Diamond Schmitt's design of David Geffen Hall is featured in an article by Justin Davidson for Vulture.

I’ve spent a lot of time recently in Geffen Hall, switching seats and sections, trying to confirm or at least understand my nagging sense that a $550 million renovation hadn’t yielded the platinum sound it was supposed to. Acoustics refers to the complex trajectory of a musical molecule from the player’s fingers or mouth, ricocheting off balconies and walls, until it reaches a listener’s ear. What makes a room’s acoustics hard to assess is that they depend as much on the music, the musicians, and the listener’s location as they do on the arrangement of surfaces along the way. I sat in the orchestra when music director Jaap Van Zweden led Beethoven’s Ninth, and it was bracing to the point of astringency. Before the renovation, the hall was notoriously murky. Musicians struggled to hear each other, so getting the balance right was largely a matter of guesswork. Orchestral colours tended toward shades of taupe. Now it was as if I were experiencing the score through a freshly cleaned picture window: Every detail was sharp, but the whole ensemble felt out of reach and two-dimensional. 

How a hall sounds is partly a stylistic choice. Shortly before Geffen opened last October, I asked Philharmonic president Deborah Borda whether she expected it to yield the kind of round, rosy acoustics that Carnegie Hall is famous for. There, bass notes rumble, sharp attacks get softened like a Hollywood star’s wrinkles, and you can practically go have a beer in the interval between a staccato orchestral chord and its final decay. No, Borda said: Geffen would be a “modern hall,” which I took to mean one with balanced and clear acoustics, evenly distributed across registers from piccolo to double bass. Tchaikovsky conducted the opening concert at Carnegie in 1891, and the most advanced taste at the time called for rich, velvety strings and hot blasts of brass. Today’s new halls handle a far wider range of music, with abundant percussion, electronics, amplification, and sonic characters that range from misty nebulae to intricately layered rhythms and sudden, high-precision shifts. Too much flattering resonance can turn much of that diversity to mush. 

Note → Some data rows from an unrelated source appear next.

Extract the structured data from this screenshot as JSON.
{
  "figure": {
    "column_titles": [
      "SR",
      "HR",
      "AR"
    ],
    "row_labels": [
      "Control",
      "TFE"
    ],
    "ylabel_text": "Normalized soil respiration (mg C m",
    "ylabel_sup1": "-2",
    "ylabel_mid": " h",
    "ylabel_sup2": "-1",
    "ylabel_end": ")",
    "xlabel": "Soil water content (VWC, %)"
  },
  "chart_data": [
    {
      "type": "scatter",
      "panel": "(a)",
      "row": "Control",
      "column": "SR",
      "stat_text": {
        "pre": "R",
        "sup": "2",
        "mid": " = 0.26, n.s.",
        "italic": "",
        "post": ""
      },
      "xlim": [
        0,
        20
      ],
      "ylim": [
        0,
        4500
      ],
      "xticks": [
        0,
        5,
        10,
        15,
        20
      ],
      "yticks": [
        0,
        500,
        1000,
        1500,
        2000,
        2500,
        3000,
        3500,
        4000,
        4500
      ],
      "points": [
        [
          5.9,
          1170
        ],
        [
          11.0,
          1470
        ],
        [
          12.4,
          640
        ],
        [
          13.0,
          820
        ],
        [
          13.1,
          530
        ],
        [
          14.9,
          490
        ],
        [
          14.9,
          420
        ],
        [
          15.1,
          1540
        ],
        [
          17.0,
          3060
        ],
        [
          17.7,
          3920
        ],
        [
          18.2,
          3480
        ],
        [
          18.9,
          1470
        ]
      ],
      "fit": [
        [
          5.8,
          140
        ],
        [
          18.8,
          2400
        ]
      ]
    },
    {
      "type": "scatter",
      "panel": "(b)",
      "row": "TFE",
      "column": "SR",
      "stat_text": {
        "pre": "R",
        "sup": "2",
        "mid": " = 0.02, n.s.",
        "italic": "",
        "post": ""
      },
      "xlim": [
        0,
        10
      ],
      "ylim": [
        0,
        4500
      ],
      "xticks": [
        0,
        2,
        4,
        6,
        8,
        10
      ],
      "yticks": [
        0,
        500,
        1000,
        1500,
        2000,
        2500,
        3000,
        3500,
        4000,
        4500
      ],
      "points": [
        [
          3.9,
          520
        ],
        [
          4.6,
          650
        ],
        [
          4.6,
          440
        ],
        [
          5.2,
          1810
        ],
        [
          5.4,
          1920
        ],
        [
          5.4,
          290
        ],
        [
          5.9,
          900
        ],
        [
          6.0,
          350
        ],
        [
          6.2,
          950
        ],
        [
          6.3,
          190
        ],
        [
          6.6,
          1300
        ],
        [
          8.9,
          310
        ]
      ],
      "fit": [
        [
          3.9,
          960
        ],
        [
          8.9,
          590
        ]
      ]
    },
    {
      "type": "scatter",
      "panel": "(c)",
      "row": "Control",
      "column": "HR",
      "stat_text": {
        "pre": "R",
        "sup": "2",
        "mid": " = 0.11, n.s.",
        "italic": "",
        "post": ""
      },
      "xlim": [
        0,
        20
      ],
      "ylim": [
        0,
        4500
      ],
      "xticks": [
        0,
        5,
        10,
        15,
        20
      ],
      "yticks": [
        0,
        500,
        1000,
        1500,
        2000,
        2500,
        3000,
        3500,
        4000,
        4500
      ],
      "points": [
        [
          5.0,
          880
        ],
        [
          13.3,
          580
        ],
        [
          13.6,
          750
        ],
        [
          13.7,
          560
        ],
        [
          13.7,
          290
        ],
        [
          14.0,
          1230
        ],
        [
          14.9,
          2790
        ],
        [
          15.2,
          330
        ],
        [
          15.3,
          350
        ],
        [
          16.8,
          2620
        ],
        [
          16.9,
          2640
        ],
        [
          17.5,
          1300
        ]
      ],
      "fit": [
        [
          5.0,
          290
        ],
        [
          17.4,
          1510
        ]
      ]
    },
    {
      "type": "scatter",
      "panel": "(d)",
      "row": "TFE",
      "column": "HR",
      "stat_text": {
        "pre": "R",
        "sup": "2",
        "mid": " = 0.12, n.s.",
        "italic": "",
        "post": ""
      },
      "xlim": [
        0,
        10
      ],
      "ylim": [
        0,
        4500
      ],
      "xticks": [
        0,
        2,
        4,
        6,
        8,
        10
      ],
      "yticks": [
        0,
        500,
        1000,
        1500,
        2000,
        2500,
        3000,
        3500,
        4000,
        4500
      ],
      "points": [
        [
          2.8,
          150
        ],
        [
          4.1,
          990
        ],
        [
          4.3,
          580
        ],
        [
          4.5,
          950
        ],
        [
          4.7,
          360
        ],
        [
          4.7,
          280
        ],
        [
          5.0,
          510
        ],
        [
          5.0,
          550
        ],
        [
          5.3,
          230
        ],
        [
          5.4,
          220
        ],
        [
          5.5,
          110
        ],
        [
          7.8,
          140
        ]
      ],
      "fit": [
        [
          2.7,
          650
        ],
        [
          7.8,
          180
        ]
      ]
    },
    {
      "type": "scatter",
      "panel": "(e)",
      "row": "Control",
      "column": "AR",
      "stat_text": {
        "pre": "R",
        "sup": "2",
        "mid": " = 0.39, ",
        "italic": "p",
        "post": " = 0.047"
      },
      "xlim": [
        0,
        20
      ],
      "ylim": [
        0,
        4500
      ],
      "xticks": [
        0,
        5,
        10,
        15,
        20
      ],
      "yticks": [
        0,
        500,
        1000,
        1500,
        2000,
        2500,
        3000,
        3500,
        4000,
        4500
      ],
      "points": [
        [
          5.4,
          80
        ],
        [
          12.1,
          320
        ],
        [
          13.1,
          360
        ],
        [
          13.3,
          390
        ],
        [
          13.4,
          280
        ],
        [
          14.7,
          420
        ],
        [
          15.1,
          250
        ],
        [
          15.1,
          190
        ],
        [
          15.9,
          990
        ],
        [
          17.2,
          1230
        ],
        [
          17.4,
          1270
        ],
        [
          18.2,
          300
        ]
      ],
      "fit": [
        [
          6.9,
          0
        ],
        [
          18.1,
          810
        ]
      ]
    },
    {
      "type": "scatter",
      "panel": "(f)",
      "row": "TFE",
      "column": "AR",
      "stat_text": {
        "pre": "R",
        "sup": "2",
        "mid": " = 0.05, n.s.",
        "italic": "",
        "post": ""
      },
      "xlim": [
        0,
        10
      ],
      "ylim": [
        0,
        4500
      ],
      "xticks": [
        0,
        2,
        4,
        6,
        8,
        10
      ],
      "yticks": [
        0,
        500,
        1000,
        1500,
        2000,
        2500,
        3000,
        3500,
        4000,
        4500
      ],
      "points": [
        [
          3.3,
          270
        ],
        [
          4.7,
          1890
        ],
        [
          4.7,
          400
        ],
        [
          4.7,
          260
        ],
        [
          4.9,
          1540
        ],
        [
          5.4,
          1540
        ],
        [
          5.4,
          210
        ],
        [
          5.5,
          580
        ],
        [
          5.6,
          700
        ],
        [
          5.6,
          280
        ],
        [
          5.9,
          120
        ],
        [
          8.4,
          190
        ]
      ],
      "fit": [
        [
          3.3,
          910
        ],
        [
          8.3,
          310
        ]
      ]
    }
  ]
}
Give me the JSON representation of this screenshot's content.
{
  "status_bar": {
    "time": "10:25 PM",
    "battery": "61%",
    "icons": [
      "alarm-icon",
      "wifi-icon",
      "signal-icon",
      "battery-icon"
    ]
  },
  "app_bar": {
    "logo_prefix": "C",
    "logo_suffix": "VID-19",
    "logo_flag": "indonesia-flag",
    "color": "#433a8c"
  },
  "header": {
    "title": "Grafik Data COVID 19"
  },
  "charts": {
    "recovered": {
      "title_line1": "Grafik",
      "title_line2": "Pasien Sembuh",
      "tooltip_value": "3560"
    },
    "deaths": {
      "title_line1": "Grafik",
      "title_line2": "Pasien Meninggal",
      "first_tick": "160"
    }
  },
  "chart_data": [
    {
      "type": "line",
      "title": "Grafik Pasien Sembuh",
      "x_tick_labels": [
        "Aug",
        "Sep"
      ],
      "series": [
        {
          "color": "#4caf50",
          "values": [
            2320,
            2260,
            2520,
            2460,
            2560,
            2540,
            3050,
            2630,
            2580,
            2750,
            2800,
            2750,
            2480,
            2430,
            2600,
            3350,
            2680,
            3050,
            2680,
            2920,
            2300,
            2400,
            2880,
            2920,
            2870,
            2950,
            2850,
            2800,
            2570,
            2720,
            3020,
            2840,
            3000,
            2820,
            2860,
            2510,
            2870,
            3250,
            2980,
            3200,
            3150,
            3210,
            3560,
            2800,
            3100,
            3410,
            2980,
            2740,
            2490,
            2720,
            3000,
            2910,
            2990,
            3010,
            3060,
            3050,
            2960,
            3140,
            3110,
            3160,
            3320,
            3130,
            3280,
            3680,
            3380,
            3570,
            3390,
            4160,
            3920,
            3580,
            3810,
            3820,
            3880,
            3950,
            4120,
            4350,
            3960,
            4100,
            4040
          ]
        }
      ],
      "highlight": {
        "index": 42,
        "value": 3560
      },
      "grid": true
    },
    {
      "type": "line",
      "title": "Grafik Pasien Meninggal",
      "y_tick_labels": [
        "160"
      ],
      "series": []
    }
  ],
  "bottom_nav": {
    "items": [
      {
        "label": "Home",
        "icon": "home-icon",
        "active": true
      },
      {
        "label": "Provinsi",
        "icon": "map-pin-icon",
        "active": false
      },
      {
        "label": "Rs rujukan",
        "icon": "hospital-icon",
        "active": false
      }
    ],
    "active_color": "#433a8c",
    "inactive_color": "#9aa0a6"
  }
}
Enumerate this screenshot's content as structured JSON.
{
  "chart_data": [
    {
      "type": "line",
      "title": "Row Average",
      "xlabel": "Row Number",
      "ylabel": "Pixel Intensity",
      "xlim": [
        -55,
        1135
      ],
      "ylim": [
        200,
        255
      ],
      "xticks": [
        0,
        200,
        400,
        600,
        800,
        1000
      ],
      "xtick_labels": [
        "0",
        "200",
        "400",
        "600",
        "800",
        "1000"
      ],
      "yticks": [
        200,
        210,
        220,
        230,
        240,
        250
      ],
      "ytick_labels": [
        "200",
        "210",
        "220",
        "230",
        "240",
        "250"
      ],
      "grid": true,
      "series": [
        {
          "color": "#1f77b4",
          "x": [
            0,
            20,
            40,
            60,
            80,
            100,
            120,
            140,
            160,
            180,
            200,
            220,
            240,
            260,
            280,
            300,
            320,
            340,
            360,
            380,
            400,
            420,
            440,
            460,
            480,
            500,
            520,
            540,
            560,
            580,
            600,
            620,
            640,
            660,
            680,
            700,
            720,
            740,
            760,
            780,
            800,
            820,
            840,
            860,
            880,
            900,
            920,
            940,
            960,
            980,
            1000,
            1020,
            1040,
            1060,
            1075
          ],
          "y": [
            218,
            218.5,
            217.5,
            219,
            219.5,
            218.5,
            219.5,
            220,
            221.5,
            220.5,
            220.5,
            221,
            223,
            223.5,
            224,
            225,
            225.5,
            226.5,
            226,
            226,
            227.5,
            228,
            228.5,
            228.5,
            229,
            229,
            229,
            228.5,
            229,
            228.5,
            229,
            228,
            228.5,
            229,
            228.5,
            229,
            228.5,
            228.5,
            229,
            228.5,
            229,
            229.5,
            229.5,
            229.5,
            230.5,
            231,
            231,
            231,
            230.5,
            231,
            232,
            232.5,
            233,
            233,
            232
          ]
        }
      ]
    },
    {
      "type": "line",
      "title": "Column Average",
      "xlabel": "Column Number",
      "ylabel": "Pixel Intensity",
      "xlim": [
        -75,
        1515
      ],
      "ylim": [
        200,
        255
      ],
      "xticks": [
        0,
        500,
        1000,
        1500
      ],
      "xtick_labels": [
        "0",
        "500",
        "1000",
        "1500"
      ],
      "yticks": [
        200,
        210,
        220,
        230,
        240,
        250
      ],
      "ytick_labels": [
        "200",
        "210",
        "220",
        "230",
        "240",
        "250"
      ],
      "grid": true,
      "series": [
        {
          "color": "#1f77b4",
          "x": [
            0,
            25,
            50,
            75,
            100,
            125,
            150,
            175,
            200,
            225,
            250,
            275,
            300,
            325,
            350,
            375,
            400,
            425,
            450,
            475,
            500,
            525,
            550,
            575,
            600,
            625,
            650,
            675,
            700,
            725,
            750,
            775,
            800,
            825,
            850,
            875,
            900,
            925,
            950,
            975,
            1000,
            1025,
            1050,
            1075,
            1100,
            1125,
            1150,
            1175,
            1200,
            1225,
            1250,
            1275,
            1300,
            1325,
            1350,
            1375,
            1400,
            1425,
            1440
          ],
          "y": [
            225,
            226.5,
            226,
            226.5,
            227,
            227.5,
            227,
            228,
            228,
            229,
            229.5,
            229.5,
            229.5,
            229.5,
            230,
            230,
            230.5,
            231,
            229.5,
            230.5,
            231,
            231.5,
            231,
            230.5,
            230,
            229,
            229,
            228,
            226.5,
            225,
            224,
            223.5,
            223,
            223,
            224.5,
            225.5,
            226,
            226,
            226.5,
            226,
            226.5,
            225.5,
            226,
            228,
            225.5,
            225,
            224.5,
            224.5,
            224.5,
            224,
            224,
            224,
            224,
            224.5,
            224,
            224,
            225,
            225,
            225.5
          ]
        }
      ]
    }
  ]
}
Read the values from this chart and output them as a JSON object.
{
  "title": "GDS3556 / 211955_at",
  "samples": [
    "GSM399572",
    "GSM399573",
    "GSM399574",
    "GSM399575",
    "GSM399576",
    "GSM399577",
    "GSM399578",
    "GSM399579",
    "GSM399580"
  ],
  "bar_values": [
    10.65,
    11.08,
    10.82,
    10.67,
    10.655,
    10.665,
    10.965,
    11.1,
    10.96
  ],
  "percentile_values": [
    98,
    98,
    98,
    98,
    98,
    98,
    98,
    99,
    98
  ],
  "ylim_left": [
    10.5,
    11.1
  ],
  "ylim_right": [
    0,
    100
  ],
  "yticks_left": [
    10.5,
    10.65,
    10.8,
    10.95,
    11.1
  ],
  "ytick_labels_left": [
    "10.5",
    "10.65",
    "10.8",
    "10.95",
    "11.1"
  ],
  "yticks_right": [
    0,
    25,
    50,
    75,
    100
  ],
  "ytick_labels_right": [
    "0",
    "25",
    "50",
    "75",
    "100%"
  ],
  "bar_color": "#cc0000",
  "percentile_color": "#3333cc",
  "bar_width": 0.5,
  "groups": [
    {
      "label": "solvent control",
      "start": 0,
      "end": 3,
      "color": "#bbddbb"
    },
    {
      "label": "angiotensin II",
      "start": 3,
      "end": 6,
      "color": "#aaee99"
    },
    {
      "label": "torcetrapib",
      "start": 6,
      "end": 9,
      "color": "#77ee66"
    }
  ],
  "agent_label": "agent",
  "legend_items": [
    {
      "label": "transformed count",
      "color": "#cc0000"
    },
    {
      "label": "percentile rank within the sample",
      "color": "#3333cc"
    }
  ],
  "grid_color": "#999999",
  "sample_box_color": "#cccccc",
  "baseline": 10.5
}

After the first weeks of the season, guest conductors started to arrive, and the music-making improved. Van Zweden was never a perfect match for the Philharmonic; now it seems he’s not suited to the new room, either. In mid-November, the Finnish conductor Hannu Lintu led a program that included Bartók’s Concerto for Two Pianos and Percussion, with Daniil Trifonov and his former teacher Sergei Babayan as soloists. That time, I listened from my new favourite perch above and behind the orchestra, in seats that the chorus occupies when there is one and audiences use when there isn’t. The piece is a perfect road test for a new hall: clanging, raucous, and quick in some passages; hushed and whistling in others. Here, it sounded like some beautiful crazy machine, with the two pianos hammering and thumping, never quite in sync but getting the job done with plenty of excitement along the way. In that work, and in Sibelius’s Seventh Symphony, the orchestra sounded more elastic and relaxed than I had heard it in a while, as if the players had finally come to realize they no longer needed to fight the space.